Reliable Vote Transmission

Validator votes are messages that have a critical function for consensus and continuous operation of the network. Therefore it is critical that they are reliably delivered and encoded into the ledger.

Challenges

  1. Leader rotation is triggered by PoH, which is clock with high drift. So many nodes are likely to have an incorrect view if the next leader is active in realtime or not.

  2. The next leader may be easily be flooded. Thus a DDOS would not only prevent delivery of regular transactions, but also consensus messages.

  3. UDP is unreliable, and our asynchronous protocol requires any message that is transmitted to be retransmitted until it is observed in the ledger. Retransmittion could potentially cause an unintentional thundering herd against the leader with a large number of validators. Worst case flood would be (num_nodes * num_retransmits).

  4. Tracking if the vote has been transmitted or not via the ledger does not guarantee it will appear in a confirmed block. The current observed block may be unrolled. Validators would need to maintain state for each vote and fork.

Design

  1. Send votes as a push message through gossip. This ensures delivery of the vote to all the next leaders, not just the next future one.

  2. Leaders will read the Crds table for new votes and encode any new received votes into the blocks they propose. This allows for validator votes to be included in rollback forks by all the future leaders.

  3. Validators that receive votes in the ledger will add them to their local crds table, not as a push request, but simply add them to the table. This shortcuts the push message protocol, so the validation messages do not need to be retransmitted twice around the network.

  4. CrdsValue for vote should look like this Votes(Vec<Transaction>)

Each vote transaction should maintain a wallclock in its data. The merge strategy for Votes will keep the last N set of votes as configured by the local client. For push/pull the vector is traversed recursively and each Transaction is treated as an individual CrdsValue with its own local wallclock and signature.

Gossip is designed for efficient propagation of state. Messages that are sent through gossip-push are batched and propagated with a minimum spanning tree to the rest of the network. Any partial failures in the tree are actively repaired with the gossip-pull protocol while minimizing the amount of data transfered between any nodes.

How this design solves the Challenges

  1. Because there is no easy way for validators to be in sync with leaders on the leader's "active" state, gossip allows for eventual delivery regardless of that state.

  2. Gossip will deliver the messages to all the subsequent leaders, so if the current leader is flooded the next leader would have already received these votes and is able to encode them.

  3. Gossip minimizes the number of requests through the network by maintaining an efficient spanning tree, and using bloom filters to repair state.

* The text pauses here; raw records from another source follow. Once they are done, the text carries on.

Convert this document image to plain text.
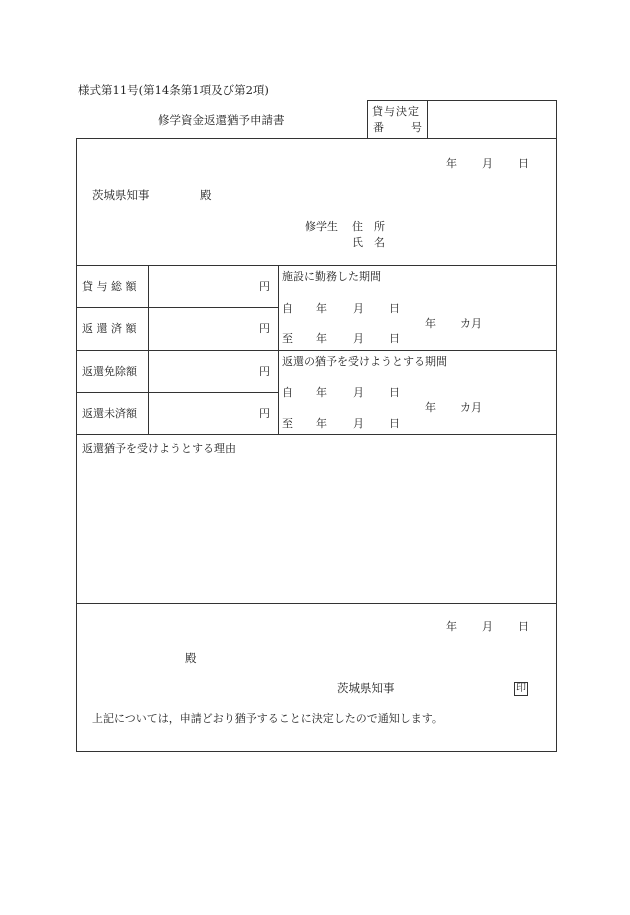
様式第11号(第14条第1項及び第2項)
修学資金返還猶予申請書
貸与決定
番 号
年 月 日
茨城県知事	殿
修学生 住　所
氏　名
貸 与 総 額	円
返 還 済 額	円
返還免除額	円
返還未済額	円
施設に勤務した期間
自 年 月 日
至 年 月 日
年 カ月
返還の猶予を受けようとする期間
自 年 月 日
至 年 月 日
年 カ月
返還猶予を受けようとする理由
年 月 日
殿
茨城県知事	印
上記については，申請どおり猶予することに決定したので通知します。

So retransmit back-off is not necessary and messages are batched.

  4. Leaders that read the crds table for votes will encode all the new valid votes that appear in the table. Even if this leader's block is unrolled, the next leader will try to add the same votes without any additional work done by the validator. Thus ensuring not only eventual delivery, but eventual encoding into the ledger.

Performance

  1. Worst case propagation time to the next leader is Log(N) hops with a base depending on the fanout. With our current default fanout of 6, it is about 6 hops to 20k nodes.

  2. The leader should receive 20k validation votes aggregated by gossip-push into 64kb blobs. Which would reduce the number of packets for 20k network to 80 blobs.

  3. Each validators votes is replicated across the entire network. To maintain a queue of 5 previous votes the Crds table would grow by 25 megabytes. (20,000 nodes * 256 bytes * 5).

Two step implementation rollout

Initially the network can perform reliably with just 1 vote transmitted and maintained through the network with the current Vote implementation. For small networks a fanout of 6 is sufficient. With small network the memory and push overhead is minor.

Sub 1k validator network

  1. Crds just maintains the validators latest vote.

  2. Votes are pushed and retransmitted regardless if they are appearing in the ledger.

  3. Fanout of 6.

  • Worst case 256kb memory overhead per node.
  • Worst case 4 hops to propagate to every node.
  • Leader should receive the entire validator vote set in 4 push message blobs.

Sub 20k network

Everything above plus the following:

  1. CRDS table maintains a vector of 5 latest validator votes.

  2. Votes encode a wallclock. CrdsValue::Votes is a type that recurses into the transaction vector for all the gossip protocols.

  3. Increase fanout to 20.

  • Worst case 25mb memory overhead per node.
  • Sub 4 hops worst case to deliver to the entire network.
  • 80 blobs received by the leader for all the validator messages.